Après avoir raconté son histoire dans les pages de Châtelaine, Nathalie Prud’homme a ouvert son propre blogue sur le site du magazine. Pendant un an, elle y a relaté ses bons et ses mauvais jours. « Le blogue ne m’a pas apporté de réconfort, mais il m’a permis d’aider les autres », dit-elle. Bref silence. « Non, ce n’est pas tout à fait exact. Me confier en sachant que j’étais lue m’a fait du bien. » Nathalie a déjà fréquenté des groupes de soutien, mais elle préfère les médias sociaux. « On n’a pas à se déplacer ou à faire du bla-bla et on écrit quand on en a envie. »
Mais les forums de discussion peuvent aussi être démoralisants. On risque de s’y retrouver en grand nombre, tous plus découragés les uns que les autres, sans découvrir de solution à ses problèmes.
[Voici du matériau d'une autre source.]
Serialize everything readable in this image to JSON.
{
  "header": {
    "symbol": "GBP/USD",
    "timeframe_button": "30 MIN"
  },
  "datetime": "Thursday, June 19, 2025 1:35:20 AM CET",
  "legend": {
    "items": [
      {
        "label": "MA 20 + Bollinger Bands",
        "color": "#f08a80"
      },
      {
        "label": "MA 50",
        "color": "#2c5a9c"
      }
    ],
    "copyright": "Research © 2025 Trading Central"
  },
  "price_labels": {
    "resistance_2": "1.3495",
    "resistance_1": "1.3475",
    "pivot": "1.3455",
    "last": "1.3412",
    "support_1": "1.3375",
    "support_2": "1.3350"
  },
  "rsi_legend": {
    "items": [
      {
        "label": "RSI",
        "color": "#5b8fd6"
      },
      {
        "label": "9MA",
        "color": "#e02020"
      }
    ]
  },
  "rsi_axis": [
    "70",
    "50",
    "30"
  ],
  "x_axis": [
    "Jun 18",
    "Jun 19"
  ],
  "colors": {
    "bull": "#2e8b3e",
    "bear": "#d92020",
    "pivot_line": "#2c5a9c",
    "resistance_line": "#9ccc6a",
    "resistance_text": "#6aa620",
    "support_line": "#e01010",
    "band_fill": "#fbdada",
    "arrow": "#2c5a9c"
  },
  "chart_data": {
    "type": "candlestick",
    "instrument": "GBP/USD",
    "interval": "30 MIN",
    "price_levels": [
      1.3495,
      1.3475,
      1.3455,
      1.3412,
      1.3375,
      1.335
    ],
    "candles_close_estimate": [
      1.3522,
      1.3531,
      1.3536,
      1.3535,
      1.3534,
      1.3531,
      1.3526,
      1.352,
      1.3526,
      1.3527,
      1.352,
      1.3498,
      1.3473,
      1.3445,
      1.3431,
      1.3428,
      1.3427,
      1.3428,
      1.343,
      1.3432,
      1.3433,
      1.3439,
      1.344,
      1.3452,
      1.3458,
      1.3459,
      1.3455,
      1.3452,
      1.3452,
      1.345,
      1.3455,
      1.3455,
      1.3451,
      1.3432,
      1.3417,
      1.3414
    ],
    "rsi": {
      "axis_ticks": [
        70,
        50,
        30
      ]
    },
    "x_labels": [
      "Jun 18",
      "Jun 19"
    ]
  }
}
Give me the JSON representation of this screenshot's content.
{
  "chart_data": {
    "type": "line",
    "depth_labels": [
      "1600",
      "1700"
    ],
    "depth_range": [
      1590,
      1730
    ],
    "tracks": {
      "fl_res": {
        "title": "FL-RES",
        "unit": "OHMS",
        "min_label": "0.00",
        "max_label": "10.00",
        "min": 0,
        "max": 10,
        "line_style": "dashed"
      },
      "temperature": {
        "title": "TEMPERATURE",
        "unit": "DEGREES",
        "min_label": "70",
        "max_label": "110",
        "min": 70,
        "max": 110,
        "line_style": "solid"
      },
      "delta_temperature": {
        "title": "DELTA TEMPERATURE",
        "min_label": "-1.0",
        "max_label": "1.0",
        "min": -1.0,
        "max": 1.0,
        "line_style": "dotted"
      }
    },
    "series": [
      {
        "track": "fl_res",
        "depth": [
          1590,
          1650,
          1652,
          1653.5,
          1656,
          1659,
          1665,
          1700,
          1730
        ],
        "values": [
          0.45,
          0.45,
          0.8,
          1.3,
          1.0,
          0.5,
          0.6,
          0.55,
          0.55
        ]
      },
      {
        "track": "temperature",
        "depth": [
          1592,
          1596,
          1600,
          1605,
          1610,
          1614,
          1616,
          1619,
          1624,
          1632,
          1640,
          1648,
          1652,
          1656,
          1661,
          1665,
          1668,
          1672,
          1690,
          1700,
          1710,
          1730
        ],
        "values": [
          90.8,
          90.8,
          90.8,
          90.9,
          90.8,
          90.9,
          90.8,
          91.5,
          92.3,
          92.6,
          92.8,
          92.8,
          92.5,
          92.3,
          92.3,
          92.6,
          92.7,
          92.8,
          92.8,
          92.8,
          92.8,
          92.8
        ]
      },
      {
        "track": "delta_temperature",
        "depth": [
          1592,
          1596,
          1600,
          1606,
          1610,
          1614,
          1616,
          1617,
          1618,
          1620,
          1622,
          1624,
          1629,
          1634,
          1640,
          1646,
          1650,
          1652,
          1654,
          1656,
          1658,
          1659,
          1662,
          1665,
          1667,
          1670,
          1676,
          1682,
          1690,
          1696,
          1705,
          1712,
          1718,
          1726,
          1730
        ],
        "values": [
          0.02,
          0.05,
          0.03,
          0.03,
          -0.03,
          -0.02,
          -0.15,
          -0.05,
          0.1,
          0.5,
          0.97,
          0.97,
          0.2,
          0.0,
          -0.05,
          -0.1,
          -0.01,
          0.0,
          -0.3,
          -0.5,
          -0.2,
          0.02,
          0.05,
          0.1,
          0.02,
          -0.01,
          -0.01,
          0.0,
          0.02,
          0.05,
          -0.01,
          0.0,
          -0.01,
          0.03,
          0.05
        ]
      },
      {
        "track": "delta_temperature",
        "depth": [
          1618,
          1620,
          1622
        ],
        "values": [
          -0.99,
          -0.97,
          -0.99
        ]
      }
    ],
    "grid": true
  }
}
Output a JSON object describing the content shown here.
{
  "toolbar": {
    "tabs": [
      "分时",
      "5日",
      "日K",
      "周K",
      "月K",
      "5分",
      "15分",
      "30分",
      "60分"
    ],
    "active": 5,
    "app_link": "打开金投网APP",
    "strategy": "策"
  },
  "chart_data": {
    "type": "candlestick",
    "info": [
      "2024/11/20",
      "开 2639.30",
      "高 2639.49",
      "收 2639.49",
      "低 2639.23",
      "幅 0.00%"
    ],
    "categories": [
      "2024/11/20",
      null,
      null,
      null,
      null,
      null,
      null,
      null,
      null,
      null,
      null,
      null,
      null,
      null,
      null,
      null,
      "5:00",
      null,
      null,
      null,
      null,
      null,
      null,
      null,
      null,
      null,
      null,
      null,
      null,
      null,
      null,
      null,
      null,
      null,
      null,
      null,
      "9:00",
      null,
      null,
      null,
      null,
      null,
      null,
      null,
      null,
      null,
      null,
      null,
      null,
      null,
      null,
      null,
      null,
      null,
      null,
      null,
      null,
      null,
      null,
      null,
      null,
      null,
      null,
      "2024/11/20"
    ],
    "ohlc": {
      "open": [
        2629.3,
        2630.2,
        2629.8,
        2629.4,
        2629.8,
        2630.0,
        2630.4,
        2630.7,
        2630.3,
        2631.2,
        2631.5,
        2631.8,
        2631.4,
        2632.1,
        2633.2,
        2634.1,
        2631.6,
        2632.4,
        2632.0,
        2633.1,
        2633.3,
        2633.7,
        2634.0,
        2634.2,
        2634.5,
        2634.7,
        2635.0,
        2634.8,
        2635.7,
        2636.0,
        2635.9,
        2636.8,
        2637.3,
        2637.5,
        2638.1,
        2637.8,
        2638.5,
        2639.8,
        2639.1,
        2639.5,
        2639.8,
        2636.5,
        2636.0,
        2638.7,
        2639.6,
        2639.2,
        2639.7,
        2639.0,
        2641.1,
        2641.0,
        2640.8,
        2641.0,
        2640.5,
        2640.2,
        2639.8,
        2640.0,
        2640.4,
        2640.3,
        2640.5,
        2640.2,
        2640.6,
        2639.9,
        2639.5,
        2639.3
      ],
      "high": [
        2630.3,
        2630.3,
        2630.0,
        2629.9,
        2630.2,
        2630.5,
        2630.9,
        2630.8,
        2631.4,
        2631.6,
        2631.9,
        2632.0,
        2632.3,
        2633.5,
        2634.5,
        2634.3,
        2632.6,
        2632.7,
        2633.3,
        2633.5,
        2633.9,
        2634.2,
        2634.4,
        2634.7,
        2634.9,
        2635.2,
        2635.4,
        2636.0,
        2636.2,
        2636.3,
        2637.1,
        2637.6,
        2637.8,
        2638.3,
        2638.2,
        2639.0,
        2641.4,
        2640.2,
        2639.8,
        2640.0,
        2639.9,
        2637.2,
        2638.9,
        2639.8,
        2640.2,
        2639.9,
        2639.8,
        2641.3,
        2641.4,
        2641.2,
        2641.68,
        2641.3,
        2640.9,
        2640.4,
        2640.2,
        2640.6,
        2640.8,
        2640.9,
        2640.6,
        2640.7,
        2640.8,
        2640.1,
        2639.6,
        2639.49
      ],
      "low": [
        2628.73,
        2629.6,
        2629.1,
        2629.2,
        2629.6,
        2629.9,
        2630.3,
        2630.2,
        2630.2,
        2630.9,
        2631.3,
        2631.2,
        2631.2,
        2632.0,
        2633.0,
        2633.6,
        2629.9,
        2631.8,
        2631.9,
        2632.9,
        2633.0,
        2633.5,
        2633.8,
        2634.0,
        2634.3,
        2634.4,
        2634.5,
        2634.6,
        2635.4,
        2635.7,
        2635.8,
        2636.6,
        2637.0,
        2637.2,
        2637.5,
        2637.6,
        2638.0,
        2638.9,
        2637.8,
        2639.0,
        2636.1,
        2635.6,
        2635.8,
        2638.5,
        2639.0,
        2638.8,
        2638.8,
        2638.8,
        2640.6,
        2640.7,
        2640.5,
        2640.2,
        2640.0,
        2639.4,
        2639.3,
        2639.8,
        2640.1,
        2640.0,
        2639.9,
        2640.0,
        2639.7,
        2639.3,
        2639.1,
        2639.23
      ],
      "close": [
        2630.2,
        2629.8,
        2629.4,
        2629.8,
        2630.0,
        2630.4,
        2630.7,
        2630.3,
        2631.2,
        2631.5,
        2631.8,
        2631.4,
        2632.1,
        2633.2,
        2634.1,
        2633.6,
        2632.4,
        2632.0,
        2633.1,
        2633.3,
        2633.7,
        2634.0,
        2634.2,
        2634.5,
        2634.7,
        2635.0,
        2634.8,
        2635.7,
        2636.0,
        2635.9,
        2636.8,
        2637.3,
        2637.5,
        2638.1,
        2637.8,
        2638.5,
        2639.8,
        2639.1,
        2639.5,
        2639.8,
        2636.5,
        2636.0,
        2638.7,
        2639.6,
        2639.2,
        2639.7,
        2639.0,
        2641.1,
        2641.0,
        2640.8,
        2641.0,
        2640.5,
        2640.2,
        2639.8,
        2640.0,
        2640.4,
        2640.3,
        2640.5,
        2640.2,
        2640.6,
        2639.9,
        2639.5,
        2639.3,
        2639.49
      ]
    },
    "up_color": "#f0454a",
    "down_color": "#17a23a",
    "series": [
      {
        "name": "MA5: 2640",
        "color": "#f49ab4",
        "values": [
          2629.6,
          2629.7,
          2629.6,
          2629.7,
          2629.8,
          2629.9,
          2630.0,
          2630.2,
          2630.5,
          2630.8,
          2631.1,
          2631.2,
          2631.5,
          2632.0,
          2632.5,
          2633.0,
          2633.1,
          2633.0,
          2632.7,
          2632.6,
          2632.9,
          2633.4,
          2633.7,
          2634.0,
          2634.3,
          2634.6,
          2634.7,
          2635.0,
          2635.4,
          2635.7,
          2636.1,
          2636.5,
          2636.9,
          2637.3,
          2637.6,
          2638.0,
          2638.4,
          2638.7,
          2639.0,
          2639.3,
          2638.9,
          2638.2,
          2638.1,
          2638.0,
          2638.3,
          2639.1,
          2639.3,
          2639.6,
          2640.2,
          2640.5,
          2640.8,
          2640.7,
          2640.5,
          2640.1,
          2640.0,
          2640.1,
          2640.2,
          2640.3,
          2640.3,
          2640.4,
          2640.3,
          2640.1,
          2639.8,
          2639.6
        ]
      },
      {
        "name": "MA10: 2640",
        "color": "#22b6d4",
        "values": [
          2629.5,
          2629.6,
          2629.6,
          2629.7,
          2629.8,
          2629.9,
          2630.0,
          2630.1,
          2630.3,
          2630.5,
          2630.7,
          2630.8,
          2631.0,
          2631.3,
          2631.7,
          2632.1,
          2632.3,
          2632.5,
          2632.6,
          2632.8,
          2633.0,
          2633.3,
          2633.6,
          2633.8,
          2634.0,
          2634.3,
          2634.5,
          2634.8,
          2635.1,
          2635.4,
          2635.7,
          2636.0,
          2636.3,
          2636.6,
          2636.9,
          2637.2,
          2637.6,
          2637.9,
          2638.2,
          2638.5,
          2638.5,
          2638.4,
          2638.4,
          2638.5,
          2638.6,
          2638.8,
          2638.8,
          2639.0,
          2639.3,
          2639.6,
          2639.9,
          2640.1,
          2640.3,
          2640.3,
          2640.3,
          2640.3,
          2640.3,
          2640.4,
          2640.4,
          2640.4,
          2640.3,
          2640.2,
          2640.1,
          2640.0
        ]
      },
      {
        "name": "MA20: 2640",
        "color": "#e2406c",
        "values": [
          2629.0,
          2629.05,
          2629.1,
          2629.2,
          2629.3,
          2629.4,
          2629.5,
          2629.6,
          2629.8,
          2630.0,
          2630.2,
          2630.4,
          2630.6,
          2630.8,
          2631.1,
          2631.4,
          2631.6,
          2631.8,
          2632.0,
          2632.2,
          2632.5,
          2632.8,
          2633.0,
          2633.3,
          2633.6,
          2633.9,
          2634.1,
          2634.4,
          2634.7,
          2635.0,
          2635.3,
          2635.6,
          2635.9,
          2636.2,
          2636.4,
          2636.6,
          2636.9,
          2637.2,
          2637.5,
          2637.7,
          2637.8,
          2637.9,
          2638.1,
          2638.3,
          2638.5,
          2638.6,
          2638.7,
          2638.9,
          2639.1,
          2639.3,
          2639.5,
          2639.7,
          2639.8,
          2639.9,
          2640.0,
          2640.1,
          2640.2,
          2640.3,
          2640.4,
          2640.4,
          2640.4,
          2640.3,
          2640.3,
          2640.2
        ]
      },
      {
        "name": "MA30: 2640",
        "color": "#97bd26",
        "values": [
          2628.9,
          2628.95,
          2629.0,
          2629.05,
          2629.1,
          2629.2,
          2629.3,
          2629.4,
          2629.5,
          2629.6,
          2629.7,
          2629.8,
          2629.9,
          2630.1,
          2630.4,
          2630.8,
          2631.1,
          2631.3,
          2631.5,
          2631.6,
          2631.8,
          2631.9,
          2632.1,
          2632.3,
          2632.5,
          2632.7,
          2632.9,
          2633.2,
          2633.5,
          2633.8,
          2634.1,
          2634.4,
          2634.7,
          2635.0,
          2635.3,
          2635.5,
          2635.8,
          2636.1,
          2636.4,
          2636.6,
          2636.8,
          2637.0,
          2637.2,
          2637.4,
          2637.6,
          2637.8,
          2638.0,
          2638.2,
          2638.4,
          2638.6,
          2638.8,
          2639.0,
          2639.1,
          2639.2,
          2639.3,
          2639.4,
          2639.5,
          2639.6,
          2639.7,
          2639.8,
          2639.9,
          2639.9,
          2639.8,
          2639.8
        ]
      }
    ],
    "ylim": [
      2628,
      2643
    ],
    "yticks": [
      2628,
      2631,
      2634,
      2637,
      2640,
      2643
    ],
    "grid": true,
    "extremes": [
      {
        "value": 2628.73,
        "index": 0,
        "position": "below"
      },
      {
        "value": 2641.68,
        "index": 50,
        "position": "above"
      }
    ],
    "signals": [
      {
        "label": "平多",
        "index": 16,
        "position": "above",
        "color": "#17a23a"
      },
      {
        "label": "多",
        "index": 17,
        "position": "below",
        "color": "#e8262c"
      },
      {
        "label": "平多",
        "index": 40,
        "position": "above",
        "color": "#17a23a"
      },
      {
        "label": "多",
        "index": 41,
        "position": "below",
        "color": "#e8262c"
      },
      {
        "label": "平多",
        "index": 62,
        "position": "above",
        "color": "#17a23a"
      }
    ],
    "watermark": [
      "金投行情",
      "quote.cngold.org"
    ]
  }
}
Blessures sportives qui ne guérissent pas, opérations qui tournent mal, médicaments qui restent sans effet… Comme le dit une ancienne abonnée de ces sites aux prises avec une douleur chronique aux genoux : « Quand je lisais tout ça, j’avais l’impression d’avoir plus mal. »
La chose fait rire Nathalie Prud’homme. « Imagine quand tu souffres d’un cancer! s’exclame-t-elle. Si je croyais tout ce que je lis, les cheveux me dresseraient sur la tête. »
Autrement dit, lorsqu’on voyage sur le Net, il ne faut jamais se départir de son sens critique! « Les récits qu’on lit sur les forums sont souvent anecdotiques, explique le Dr Lévesque. En prenant ce médicament, Unetelle est presque morte. Un autre a failli perdre sa jambe. Les médias sociaux servent à ventiler les angoisses et les frustrations et non à échanger de l’information scientifique. »
Et que penser de Facebook? De plus en plus d’organismes et de centres de santé y sont inscrits. La grande force de ce réseau, c’est qu’il permet de se regrouper. À preuve : le traitement controversé du Dr Zamboni contre la sclérose en plaques. On sait depuis des années que cette maladie est une affection auto-immune. Or, à l’automne 2009, un médecin italien a annoncé qu’on peut la traiter grâce à une dilatation des veines jugulaires (du cou). Les neurologues, pour leur part, prétendent que c’est de la foutaise.